Everyone's life is easier if you try to help yourself. If you can help yourself then you have learnt and developed, and other's have been save what is often reiteration.
You have logs, please use them. The Logging topic contains an overview of the SP's logging features.
It is not reasonable behavior to ask support questions unless you've looked at your logs first. Often this will require both sets of logs (SP and IdP), but the SP log is usually sufficient to at least identify who's at fault.
It's also not reasonable to "look at the log" by dumping it out into an email and expecting others to read them for you. The logs are there so you can solve problems on your own. When you don't understand something in the log, you should first search the wiki and the mailing list archive to see if the message has an explanation.
If that doesn't work, ask, but in doing so you should be prepared to help the product by explaining why you didn't understand the log message that should have helped to solve the problem. That way we can improve the log messages for future releases.
They happen. Older Shibboleth versions had overly aggressive exception handling that traps errors but often destabilizes the software or your web server, while hiding the cause of the crash so it can't be fixed. This has been changed, but will probably result in more crashes as bugs are hit.
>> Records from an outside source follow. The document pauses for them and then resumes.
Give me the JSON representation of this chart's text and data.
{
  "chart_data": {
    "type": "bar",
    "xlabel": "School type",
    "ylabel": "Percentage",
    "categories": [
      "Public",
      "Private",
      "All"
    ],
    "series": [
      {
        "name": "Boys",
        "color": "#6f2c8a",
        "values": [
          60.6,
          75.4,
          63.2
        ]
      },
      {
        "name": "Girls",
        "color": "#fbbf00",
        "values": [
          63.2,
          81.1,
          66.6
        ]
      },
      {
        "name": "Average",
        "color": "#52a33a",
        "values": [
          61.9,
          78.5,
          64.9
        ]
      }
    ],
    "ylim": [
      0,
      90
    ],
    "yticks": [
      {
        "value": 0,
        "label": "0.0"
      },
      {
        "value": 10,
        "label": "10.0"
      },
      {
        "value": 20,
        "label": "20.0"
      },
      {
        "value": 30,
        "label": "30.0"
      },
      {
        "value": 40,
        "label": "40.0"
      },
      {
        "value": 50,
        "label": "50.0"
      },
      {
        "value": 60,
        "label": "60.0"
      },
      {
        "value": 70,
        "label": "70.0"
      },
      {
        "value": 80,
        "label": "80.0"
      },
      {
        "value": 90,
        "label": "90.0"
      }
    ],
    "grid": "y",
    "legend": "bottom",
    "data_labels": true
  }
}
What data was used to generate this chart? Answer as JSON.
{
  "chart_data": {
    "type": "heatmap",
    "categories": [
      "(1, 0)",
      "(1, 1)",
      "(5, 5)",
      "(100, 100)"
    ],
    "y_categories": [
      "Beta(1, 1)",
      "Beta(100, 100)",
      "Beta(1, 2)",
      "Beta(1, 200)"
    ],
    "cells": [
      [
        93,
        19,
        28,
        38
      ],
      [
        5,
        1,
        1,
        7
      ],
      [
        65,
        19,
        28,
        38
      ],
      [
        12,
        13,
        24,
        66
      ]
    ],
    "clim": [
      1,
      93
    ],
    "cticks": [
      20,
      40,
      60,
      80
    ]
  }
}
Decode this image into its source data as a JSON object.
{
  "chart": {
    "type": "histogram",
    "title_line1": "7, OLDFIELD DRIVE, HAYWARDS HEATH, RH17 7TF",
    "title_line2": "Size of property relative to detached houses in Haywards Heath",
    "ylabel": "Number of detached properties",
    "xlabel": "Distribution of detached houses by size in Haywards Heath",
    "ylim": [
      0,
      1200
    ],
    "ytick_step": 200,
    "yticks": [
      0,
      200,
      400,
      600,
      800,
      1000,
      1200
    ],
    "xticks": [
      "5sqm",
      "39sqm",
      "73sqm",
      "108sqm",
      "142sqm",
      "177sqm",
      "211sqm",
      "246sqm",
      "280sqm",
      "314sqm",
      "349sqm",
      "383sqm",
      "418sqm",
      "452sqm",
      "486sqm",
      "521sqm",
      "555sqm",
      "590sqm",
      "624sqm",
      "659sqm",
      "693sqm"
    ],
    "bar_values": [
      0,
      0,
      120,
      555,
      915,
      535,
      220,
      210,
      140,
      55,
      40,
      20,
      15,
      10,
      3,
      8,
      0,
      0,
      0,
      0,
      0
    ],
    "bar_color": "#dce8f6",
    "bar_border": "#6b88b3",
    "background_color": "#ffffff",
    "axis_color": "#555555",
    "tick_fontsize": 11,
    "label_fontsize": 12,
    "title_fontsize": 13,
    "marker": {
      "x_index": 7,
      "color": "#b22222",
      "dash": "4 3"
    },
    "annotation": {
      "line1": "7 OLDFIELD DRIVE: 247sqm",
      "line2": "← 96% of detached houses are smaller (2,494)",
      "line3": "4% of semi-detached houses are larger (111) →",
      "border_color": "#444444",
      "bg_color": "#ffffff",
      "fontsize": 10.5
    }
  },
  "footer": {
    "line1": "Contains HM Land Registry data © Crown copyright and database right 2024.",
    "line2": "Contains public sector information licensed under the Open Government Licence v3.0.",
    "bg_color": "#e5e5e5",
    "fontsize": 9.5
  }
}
|If you want to restore the older aggressive exception handling, you can add the attribute |
In general, don't bother just asking "why is this crashing?". We don't know. If we did, we'd have fixed it. What you have to do, generally, is to get a stack trace and/or provide detailed log files (with significant categories on DEBUG) to help identify the cause of the crash. This is particularly essential if the crash appears to be random, as in cases where the software will run for a while without any problems and then fail.
If a crash is reproducible, it may be enough to provide a trace of the XML or other information that leads to a crash. But when it's not, you MUST figure out how to get a stack trace out or there isn't going to be any way to research the problem.
Always start by checking your logs and thinking about the problem in the context of how the software works.
If that doesn't help, always check the the common errors page for a better explanation of the log or error message, and failing that, try the mailing list archive.
If you need further help, send an email (starting a new thread) to the mailing list indicating which version of the SP you are running, the web server your are using, and a small part of your log files.
You should not email a multi-megabyte log file to the email list, and you should also not just post your entire configuration, metadata, etc.